As companies globalize, they’re looking to new and different “hot spots” in the world where talent exists to augment their organizations and to operate more efficiently. Today’s global environment often requires that businesses place their functions where the resources are, to best serve their customers and investors. Businesses now may operate their headquarters in Silicon Valley, but also have a call center in Omaha, a manufacturing plant in Nanjing, support technicians in Dublin, a development arm in Bangalore, and so on.
But, with the decrease of centralized operations the need for communications “sensitivity training” has increased. Employees (and customers) bring with them their own cultural perspectives in which they contextualize all communications. To effectively communicate for best results across the globe, companies now have to look at not only ‘what’ they’re communicating, but also ‘how’, to understand the impact the different channels of communication have on employees and what communications styles and expectations employees bring into their business dialogues.

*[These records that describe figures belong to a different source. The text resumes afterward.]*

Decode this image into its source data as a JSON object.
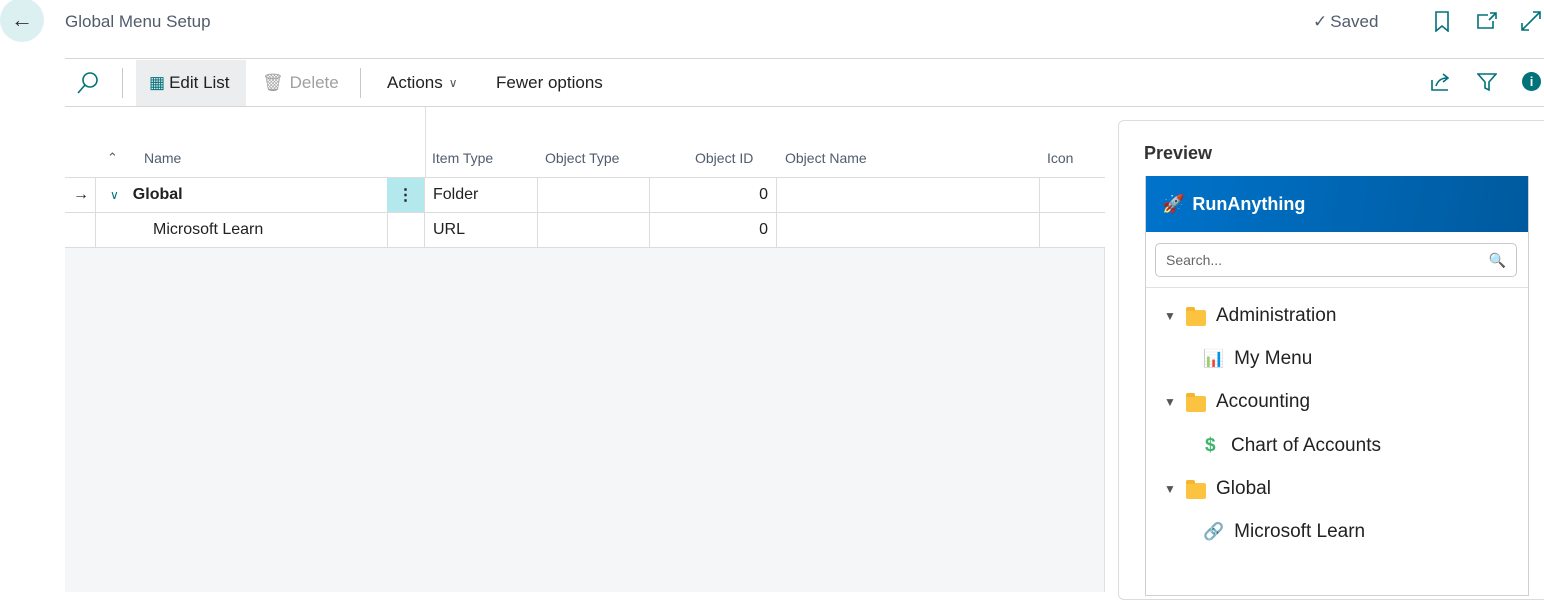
{
  "header": {
    "title": "Global Menu Setup",
    "status": "Saved"
  },
  "toolbar": {
    "edit_list": "Edit List",
    "delete": "Delete",
    "actions": "Actions",
    "fewer_options": "Fewer options"
  },
  "table": {
    "columns": [
      "Name",
      "Item Type",
      "Object Type",
      "Object ID",
      "Object Name",
      "Icon"
    ],
    "rows": [
      {
        "name": "Global",
        "item_type": "Folder",
        "object_type": "",
        "object_id": "0",
        "object_name": "",
        "icon": ""
      },
      {
        "name": "Microsoft Learn",
        "item_type": "URL",
        "object_type": "",
        "object_id": "0",
        "object_name": "",
        "icon": ""
      }
    ]
  },
  "preview": {
    "label": "Preview",
    "app_title": "RunAnything",
    "search_placeholder": "Search...",
    "tree": [
      {
        "label": "Administration",
        "children": [
          {
            "label": "My Menu",
            "icon": "bar-chart-icon"
          }
        ]
      },
      {
        "label": "Accounting",
        "children": [
          {
            "label": "Chart of Accounts",
            "icon": "dollar-icon"
          }
        ]
      },
      {
        "label": "Global",
        "children": [
          {
            "label": "Microsoft Learn",
            "icon": "link-icon"
          }
        ]
      }
    ]
  },
  "colors": {
    "accent": "#00727a",
    "preview_header": "#0068b8",
    "selected_cell": "#b3e8ec"
  }
}
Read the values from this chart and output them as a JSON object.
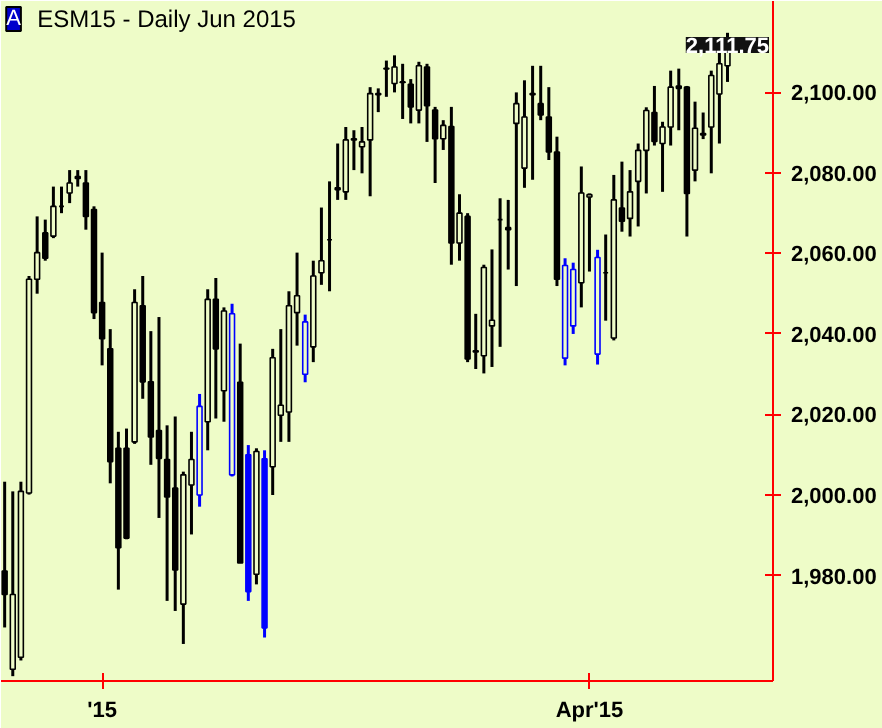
{
  "chart_data": {
    "type": "candlestick",
    "title": "ESM15 - Daily  Jun 2015",
    "annotations": [
      "A",
      {
        "text": "2,111.75",
        "y": 2111.75
      }
    ],
    "categories": [
      null,
      null,
      null,
      null,
      null,
      null,
      null,
      null,
      null,
      null,
      null,
      null,
      "'15",
      null,
      null,
      null,
      null,
      null,
      null,
      null,
      null,
      null,
      null,
      null,
      null,
      null,
      null,
      null,
      null,
      null,
      null,
      null,
      null,
      null,
      null,
      null,
      null,
      null,
      null,
      null,
      null,
      null,
      null,
      null,
      null,
      null,
      null,
      null,
      null,
      null,
      null,
      null,
      null,
      null,
      null,
      null,
      null,
      null,
      null,
      null,
      null,
      null,
      null,
      null,
      null,
      null,
      null,
      null,
      null,
      null,
      null,
      null,
      "Apr'15",
      null,
      null,
      null,
      null,
      null,
      null,
      null,
      null,
      null,
      null,
      null,
      null,
      null,
      null,
      null,
      null,
      null
    ],
    "ohlc": [
      [
        1981.1,
        2003.3,
        1967.1,
        1975.3
      ],
      [
        1956.7,
        2000.9,
        1955.0,
        1975.3
      ],
      [
        1959.7,
        2003.3,
        1958.9,
        2000.9
      ],
      [
        2000.5,
        2054.4,
        2000.1,
        2053.6
      ],
      [
        2053.6,
        2069.2,
        2050.0,
        2060.2
      ],
      [
        2065.1,
        2068.4,
        2058.2,
        2058.8
      ],
      [
        2064.3,
        2076.6,
        2063.8,
        2071.7
      ],
      [
        2071.7,
        2076.6,
        2070.0,
        2071.7
      ],
      [
        2075.0,
        2080.7,
        2072.5,
        2077.5
      ],
      [
        2079.1,
        2080.7,
        2076.6,
        2078.6
      ],
      [
        2077.5,
        2080.7,
        2065.9,
        2069.2
      ],
      [
        2070.9,
        2071.7,
        2043.7,
        2045.3
      ],
      [
        2047.8,
        2060.2,
        2032.2,
        2038.8
      ],
      [
        2036.3,
        2041.2,
        2002.9,
        2008.3
      ],
      [
        2011.6,
        2015.7,
        1976.5,
        1986.9
      ],
      [
        2011.6,
        2016.5,
        1989.0,
        1989.3
      ],
      [
        2013.2,
        2051.1,
        2012.7,
        2047.8
      ],
      [
        2047.0,
        2054.4,
        2023.9,
        2028.1
      ],
      [
        2028.1,
        2040.7,
        2007.5,
        2014.4
      ],
      [
        2016.0,
        2044.2,
        1994.3,
        2009.1
      ],
      [
        2008.8,
        2017.3,
        1973.7,
        1999.5
      ],
      [
        2001.7,
        2019.5,
        1971.2,
        1981.4
      ],
      [
        1972.9,
        2005.8,
        1963.0,
        2005.0
      ],
      [
        2002.5,
        2015.7,
        1990.2,
        2008.8
      ],
      [
        2000.0,
        2025.1,
        1997.1,
        2022.0
      ],
      [
        2018.2,
        2051.1,
        2011.1,
        2048.6
      ],
      [
        2048.6,
        2053.9,
        2019.0,
        2036.3
      ],
      [
        2025.9,
        2046.6,
        2018.2,
        2045.7
      ],
      [
        2005.0,
        2047.5,
        2004.6,
        2045.0
      ],
      [
        2028.0,
        2037.6,
        1983.1,
        1983.1
      ],
      [
        2010.0,
        2012.4,
        1973.7,
        1976.0
      ],
      [
        1980.3,
        2011.6,
        1977.8,
        2010.8
      ],
      [
        2009.0,
        2011.1,
        1964.6,
        1967.0
      ],
      [
        2007.0,
        2036.3,
        2000.0,
        2034.1
      ],
      [
        2019.8,
        2041.2,
        2013.2,
        2022.3
      ],
      [
        2020.6,
        2050.6,
        2013.2,
        2047.0
      ],
      [
        2045.3,
        2060.2,
        2037.1,
        2049.5
      ],
      [
        2030.0,
        2044.8,
        2028.0,
        2043.0
      ],
      [
        2036.8,
        2058.2,
        2033.0,
        2054.4
      ],
      [
        2055.2,
        2071.4,
        2052.2,
        2058.2
      ],
      [
        2063.4,
        2077.9,
        2050.6,
        2063.4
      ],
      [
        2076.3,
        2087.3,
        2073.3,
        2075.8
      ],
      [
        2075.3,
        2091.4,
        2073.3,
        2088.2
      ],
      [
        2088.2,
        2090.6,
        2080.7,
        2088.5
      ],
      [
        2086.5,
        2091.4,
        2079.9,
        2087.7
      ],
      [
        2088.2,
        2101.3,
        2074.2,
        2099.7
      ],
      [
        2099.7,
        2101.0,
        2095.1,
        2099.4
      ],
      [
        2106.0,
        2107.9,
        2098.9,
        2105.8
      ],
      [
        2102.2,
        2109.2,
        2100.0,
        2106.3
      ],
      [
        2102.6,
        2107.1,
        2093.4,
        2102.5
      ],
      [
        2102.0,
        2103.3,
        2092.3,
        2096.4
      ],
      [
        2095.6,
        2107.6,
        2092.3,
        2106.6
      ],
      [
        2106.3,
        2107.1,
        2087.7,
        2096.7
      ],
      [
        2095.6,
        2096.4,
        2077.5,
        2088.5
      ],
      [
        2088.5,
        2093.1,
        2085.7,
        2091.8
      ],
      [
        2091.5,
        2096.4,
        2057.2,
        2062.6
      ],
      [
        2062.6,
        2074.7,
        2058.2,
        2070.0
      ],
      [
        2069.2,
        2070.0,
        2033.0,
        2033.8
      ],
      [
        2035.5,
        2045.0,
        2031.3,
        2035.8
      ],
      [
        2034.6,
        2057.2,
        2030.2,
        2056.5
      ],
      [
        2042.0,
        2061.0,
        2031.8,
        2043.4
      ],
      [
        2068.4,
        2073.7,
        2036.8,
        2068.4
      ],
      [
        2066.4,
        2073.3,
        2056.0,
        2065.9
      ],
      [
        2092.3,
        2100.0,
        2051.9,
        2097.2
      ],
      [
        2081.2,
        2103.0,
        2076.3,
        2093.9
      ],
      [
        2099.4,
        2106.6,
        2078.3,
        2099.7
      ],
      [
        2097.2,
        2106.6,
        2093.1,
        2094.4
      ],
      [
        2093.9,
        2101.3,
        2083.2,
        2085.2
      ],
      [
        2085.2,
        2089.0,
        2051.9,
        2053.6
      ],
      [
        2034.0,
        2058.8,
        2032.2,
        2057.0
      ],
      [
        2042.0,
        2057.7,
        2040.0,
        2056.0
      ],
      [
        2052.7,
        2081.6,
        2046.6,
        2075.0
      ],
      [
        2074.0,
        2074.9,
        2055.5,
        2074.6
      ],
      [
        2035.0,
        2060.9,
        2032.4,
        2059.0
      ],
      [
        2055.2,
        2064.7,
        2043.3,
        2055.2
      ],
      [
        2039.0,
        2079.5,
        2038.4,
        2073.3
      ],
      [
        2071.3,
        2082.8,
        2065.4,
        2068.0
      ],
      [
        2068.7,
        2080.7,
        2064.2,
        2075.3
      ],
      [
        2077.9,
        2087.3,
        2066.7,
        2085.6
      ],
      [
        2085.6,
        2096.3,
        2074.9,
        2095.5
      ],
      [
        2095.0,
        2101.6,
        2086.8,
        2087.8
      ],
      [
        2087.3,
        2092.7,
        2075.3,
        2091.4
      ],
      [
        2091.4,
        2105.4,
        2086.8,
        2101.3
      ],
      [
        2101.6,
        2105.9,
        2090.6,
        2101.0
      ],
      [
        2101.3,
        2101.6,
        2064.2,
        2074.9
      ],
      [
        2080.7,
        2097.7,
        2077.9,
        2091.1
      ],
      [
        2089.8,
        2095.0,
        2088.4,
        2089.4
      ],
      [
        2091.4,
        2105.4,
        2079.9,
        2104.2
      ],
      [
        2099.6,
        2110.3,
        2087.3,
        2107.1
      ],
      [
        2106.6,
        2114.8,
        2102.6,
        2111.75
      ]
    ],
    "colors": [
      "#000000",
      "#000000",
      "#000000",
      "#000000",
      "#000000",
      "#000000",
      "#000000",
      "#000000",
      "#000000",
      "#000000",
      "#000000",
      "#000000",
      "#000000",
      "#000000",
      "#000000",
      "#000000",
      "#000000",
      "#000000",
      "#000000",
      "#000000",
      "#000000",
      "#000000",
      "#000000",
      "#000000",
      "#0000ff",
      "#000000",
      "#000000",
      "#000000",
      "#0000ff",
      "#000000",
      "#0000ff",
      "#000000",
      "#0000ff",
      "#000000",
      "#000000",
      "#000000",
      "#000000",
      "#0000ff",
      "#000000",
      "#000000",
      "#000000",
      "#000000",
      "#000000",
      "#000000",
      "#000000",
      "#000000",
      "#000000",
      "#000000",
      "#000000",
      "#000000",
      "#000000",
      "#000000",
      "#000000",
      "#000000",
      "#000000",
      "#000000",
      "#000000",
      "#000000",
      "#000000",
      "#000000",
      "#000000",
      "#000000",
      "#000000",
      "#000000",
      "#000000",
      "#000000",
      "#000000",
      "#000000",
      "#000000",
      "#0000ff",
      "#0000ff",
      "#000000",
      "#000000",
      "#0000ff",
      "#000000",
      "#000000",
      "#000000",
      "#000000",
      "#000000",
      "#000000",
      "#000000",
      "#000000",
      "#000000",
      "#000000",
      "#000000",
      "#000000",
      "#000000",
      "#000000",
      "#000000",
      "#000000"
    ],
    "ylim": [
      1953.8,
      2122.7
    ],
    "yticks": [
      {
        "value": 1980,
        "label": "1,980.00"
      },
      {
        "value": 2000,
        "label": "2,000.00"
      },
      {
        "value": 2020,
        "label": "2,020.00"
      },
      {
        "value": 2040,
        "label": "2,040.00"
      },
      {
        "value": 2060,
        "label": "2,060.00"
      },
      {
        "value": 2080,
        "label": "2,080.00"
      },
      {
        "value": 2100,
        "label": "2,100.00"
      }
    ]
  }
}
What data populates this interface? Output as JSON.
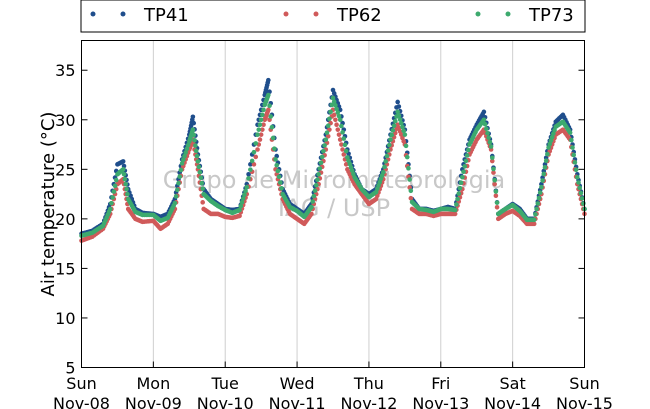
{
  "chart_data": {
    "type": "scatter",
    "ylabel": "Air temperature (°C)",
    "ylim": [
      5,
      38
    ],
    "xlim": [
      0,
      7
    ],
    "yticks": [
      5,
      10,
      15,
      20,
      25,
      30,
      35
    ],
    "xticks": [
      {
        "x": 0,
        "day": "Sun",
        "date": "Nov-08"
      },
      {
        "x": 1,
        "day": "Mon",
        "date": "Nov-09"
      },
      {
        "x": 2,
        "day": "Tue",
        "date": "Nov-10"
      },
      {
        "x": 3,
        "day": "Wed",
        "date": "Nov-11"
      },
      {
        "x": 4,
        "day": "Thu",
        "date": "Nov-12"
      },
      {
        "x": 5,
        "day": "Fri",
        "date": "Nov-13"
      },
      {
        "x": 6,
        "day": "Sat",
        "date": "Nov-14"
      },
      {
        "x": 7,
        "day": "Sun",
        "date": "Nov-15"
      }
    ],
    "grid": "vertical",
    "legend_placement": "top, above plot",
    "watermark": [
      "Grupo de Micrometeorologia",
      "IAG / USP"
    ],
    "series": [
      {
        "name": "TP41",
        "color": "#1f4e8c",
        "points": [
          [
            0,
            18.5
          ],
          [
            0.15,
            18.8
          ],
          [
            0.3,
            19.5
          ],
          [
            0.4,
            21.5
          ],
          [
            0.5,
            25.5
          ],
          [
            0.58,
            25.8
          ],
          [
            0.65,
            23.0
          ],
          [
            0.75,
            21.0
          ],
          [
            0.85,
            20.6
          ],
          [
            1.0,
            20.5
          ],
          [
            1.1,
            20.2
          ],
          [
            1.2,
            20.5
          ],
          [
            1.3,
            22.0
          ],
          [
            1.4,
            26.0
          ],
          [
            1.5,
            28.5
          ],
          [
            1.55,
            30.3
          ],
          [
            1.62,
            26.5
          ],
          [
            1.7,
            23.0
          ],
          [
            1.8,
            22.0
          ],
          [
            1.9,
            21.5
          ],
          [
            2.0,
            21.0
          ],
          [
            2.1,
            20.9
          ],
          [
            2.2,
            21.0
          ],
          [
            2.3,
            23.5
          ],
          [
            2.45,
            29.5
          ],
          [
            2.55,
            32.5
          ],
          [
            2.6,
            34.0
          ],
          [
            2.7,
            27.0
          ],
          [
            2.8,
            23.0
          ],
          [
            2.9,
            21.5
          ],
          [
            3.0,
            21.0
          ],
          [
            3.1,
            20.5
          ],
          [
            3.2,
            21.5
          ],
          [
            3.3,
            25.0
          ],
          [
            3.4,
            28.5
          ],
          [
            3.5,
            33.0
          ],
          [
            3.6,
            31.0
          ],
          [
            3.7,
            27.0
          ],
          [
            3.8,
            24.5
          ],
          [
            3.9,
            23.0
          ],
          [
            4.0,
            22.5
          ],
          [
            4.1,
            23.0
          ],
          [
            4.2,
            25.0
          ],
          [
            4.3,
            28.5
          ],
          [
            4.4,
            31.8
          ],
          [
            4.5,
            29.0
          ],
          [
            4.6,
            22.0
          ],
          [
            4.7,
            21.0
          ],
          [
            4.8,
            21.0
          ],
          [
            4.9,
            20.8
          ],
          [
            5.0,
            21.0
          ],
          [
            5.1,
            21.2
          ],
          [
            5.2,
            21.0
          ],
          [
            5.3,
            25.0
          ],
          [
            5.4,
            28.0
          ],
          [
            5.5,
            29.5
          ],
          [
            5.6,
            30.8
          ],
          [
            5.7,
            27.5
          ],
          [
            5.8,
            20.5
          ],
          [
            5.9,
            21.0
          ],
          [
            6.0,
            21.5
          ],
          [
            6.1,
            21.0
          ],
          [
            6.2,
            20.0
          ],
          [
            6.3,
            20.0
          ],
          [
            6.4,
            23.5
          ],
          [
            6.5,
            27.5
          ],
          [
            6.6,
            29.8
          ],
          [
            6.7,
            30.5
          ],
          [
            6.8,
            29.0
          ],
          [
            6.9,
            24.5
          ],
          [
            7.0,
            21.0
          ]
        ]
      },
      {
        "name": "TP62",
        "color": "#d05a5a",
        "points": [
          [
            0,
            17.8
          ],
          [
            0.15,
            18.2
          ],
          [
            0.3,
            19.0
          ],
          [
            0.4,
            20.5
          ],
          [
            0.5,
            23.5
          ],
          [
            0.58,
            24.0
          ],
          [
            0.65,
            21.0
          ],
          [
            0.75,
            20.0
          ],
          [
            0.85,
            19.7
          ],
          [
            1.0,
            19.8
          ],
          [
            1.1,
            19.0
          ],
          [
            1.2,
            19.5
          ],
          [
            1.3,
            21.0
          ],
          [
            1.4,
            25.0
          ],
          [
            1.5,
            27.0
          ],
          [
            1.55,
            28.0
          ],
          [
            1.62,
            25.0
          ],
          [
            1.7,
            21.0
          ],
          [
            1.8,
            20.5
          ],
          [
            1.9,
            20.5
          ],
          [
            2.0,
            20.2
          ],
          [
            2.1,
            20.1
          ],
          [
            2.2,
            20.3
          ],
          [
            2.3,
            22.5
          ],
          [
            2.45,
            27.0
          ],
          [
            2.55,
            30.0
          ],
          [
            2.6,
            31.0
          ],
          [
            2.7,
            25.0
          ],
          [
            2.8,
            22.0
          ],
          [
            2.9,
            20.5
          ],
          [
            3.0,
            20.0
          ],
          [
            3.1,
            19.5
          ],
          [
            3.2,
            20.5
          ],
          [
            3.3,
            23.5
          ],
          [
            3.4,
            27.0
          ],
          [
            3.5,
            31.0
          ],
          [
            3.6,
            28.0
          ],
          [
            3.7,
            25.0
          ],
          [
            3.8,
            23.5
          ],
          [
            3.9,
            22.5
          ],
          [
            4.0,
            21.5
          ],
          [
            4.1,
            22.0
          ],
          [
            4.2,
            24.0
          ],
          [
            4.3,
            27.0
          ],
          [
            4.4,
            29.5
          ],
          [
            4.5,
            27.5
          ],
          [
            4.6,
            21.0
          ],
          [
            4.7,
            20.5
          ],
          [
            4.8,
            20.5
          ],
          [
            4.9,
            20.3
          ],
          [
            5.0,
            20.5
          ],
          [
            5.1,
            20.5
          ],
          [
            5.2,
            20.5
          ],
          [
            5.3,
            23.0
          ],
          [
            5.4,
            26.5
          ],
          [
            5.5,
            28.0
          ],
          [
            5.6,
            29.0
          ],
          [
            5.7,
            27.0
          ],
          [
            5.8,
            20.0
          ],
          [
            5.9,
            20.5
          ],
          [
            6.0,
            20.8
          ],
          [
            6.1,
            20.3
          ],
          [
            6.2,
            19.5
          ],
          [
            6.3,
            19.5
          ],
          [
            6.4,
            22.5
          ],
          [
            6.5,
            26.5
          ],
          [
            6.6,
            28.5
          ],
          [
            6.7,
            29.0
          ],
          [
            6.8,
            28.0
          ],
          [
            6.9,
            23.5
          ],
          [
            7.0,
            20.5
          ]
        ]
      },
      {
        "name": "TP73",
        "color": "#3daa6e",
        "points": [
          [
            0,
            18.3
          ],
          [
            0.15,
            18.6
          ],
          [
            0.3,
            19.3
          ],
          [
            0.4,
            21.0
          ],
          [
            0.5,
            24.5
          ],
          [
            0.58,
            25.0
          ],
          [
            0.65,
            22.0
          ],
          [
            0.75,
            20.7
          ],
          [
            0.85,
            20.4
          ],
          [
            1.0,
            20.4
          ],
          [
            1.1,
            19.8
          ],
          [
            1.2,
            20.1
          ],
          [
            1.3,
            21.6
          ],
          [
            1.4,
            25.6
          ],
          [
            1.5,
            27.8
          ],
          [
            1.55,
            29.0
          ],
          [
            1.62,
            25.8
          ],
          [
            1.7,
            22.5
          ],
          [
            1.8,
            21.8
          ],
          [
            1.9,
            21.3
          ],
          [
            2.0,
            20.9
          ],
          [
            2.1,
            20.6
          ],
          [
            2.2,
            20.9
          ],
          [
            2.3,
            23.2
          ],
          [
            2.45,
            28.5
          ],
          [
            2.55,
            31.5
          ],
          [
            2.6,
            32.5
          ],
          [
            2.7,
            26.0
          ],
          [
            2.8,
            22.5
          ],
          [
            2.9,
            21.2
          ],
          [
            3.0,
            20.8
          ],
          [
            3.1,
            20.2
          ],
          [
            3.2,
            21.2
          ],
          [
            3.3,
            24.5
          ],
          [
            3.4,
            28.0
          ],
          [
            3.5,
            32.2
          ],
          [
            3.6,
            30.0
          ],
          [
            3.7,
            26.2
          ],
          [
            3.8,
            24.2
          ],
          [
            3.9,
            23.0
          ],
          [
            4.0,
            22.2
          ],
          [
            4.1,
            22.7
          ],
          [
            4.2,
            24.7
          ],
          [
            4.3,
            28.0
          ],
          [
            4.4,
            30.8
          ],
          [
            4.5,
            28.5
          ],
          [
            4.6,
            21.7
          ],
          [
            4.7,
            21.0
          ],
          [
            4.8,
            20.9
          ],
          [
            4.9,
            20.7
          ],
          [
            5.0,
            21.0
          ],
          [
            5.1,
            21.0
          ],
          [
            5.2,
            20.9
          ],
          [
            5.3,
            24.2
          ],
          [
            5.4,
            27.5
          ],
          [
            5.5,
            29.0
          ],
          [
            5.6,
            30.0
          ],
          [
            5.7,
            27.3
          ],
          [
            5.8,
            20.5
          ],
          [
            5.9,
            21.0
          ],
          [
            6.0,
            21.4
          ],
          [
            6.1,
            20.8
          ],
          [
            6.2,
            19.9
          ],
          [
            6.3,
            19.9
          ],
          [
            6.4,
            23.2
          ],
          [
            6.5,
            27.2
          ],
          [
            6.6,
            29.3
          ],
          [
            6.7,
            29.8
          ],
          [
            6.8,
            28.7
          ],
          [
            6.9,
            24.2
          ],
          [
            7.0,
            21.0
          ]
        ]
      }
    ]
  }
}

I often see this type of expectations mismatch when dealing with emails. More often than not, I hear from employees that they have gotten negative feedback about their emails from employees in another region. It’s a clear example of the need for cultural training and understanding of the differences in style and context across an organization.
In general, western culture is what I call a “low context” one where aspects like tone and even the seniority level of the person delivering the message are not as important as the message itself.
But in many eastern cultures, such as in India or Japan, messages are indeed context-dependent, and the perception of messages in this “high-context” environment are influenced as much by the “how” and “who” as by the information itself.
A long-winding email from a “high-context” employee might annoy someone belonging to the “low-context” culture, leaving them wondering why it’s taking the sender so long to express the action. On the flip side, a straightforward email from a “low-context” employee to a “high-context” employee may end up with the recipient perceiving an implied insult.
This contextualization extends to verbal communications of every type. When I first went to the Netherlands, I worked with an engineer who was not very fluent in English. He was very short with me, and I took that personally. It wasn’t until later that I realized that he was effectively translating everything into Dutch and back into English during the conversations with me. Clearly, there was no intention to be rude – it was just a mismatch in terms of my expectations and his abilities.
I do not think it possible to create a single culture that fits the global world – in fact, it would rob the world of the whole charm, in my opinion, nor is it possible or advisable to do so. I do think that companies that seek to run their operations globally must proactively work to promote understanding of different communication styles and perceptions attached to those communications across the employee base. Sometimes, it’s as simple as knowing what to ask and sometimes what not to ask (“Are you married?”, “Do you agree with the policies of your President?”). But more often than not, it’s keeping an open mind, and encouraging those who report to you to do the same.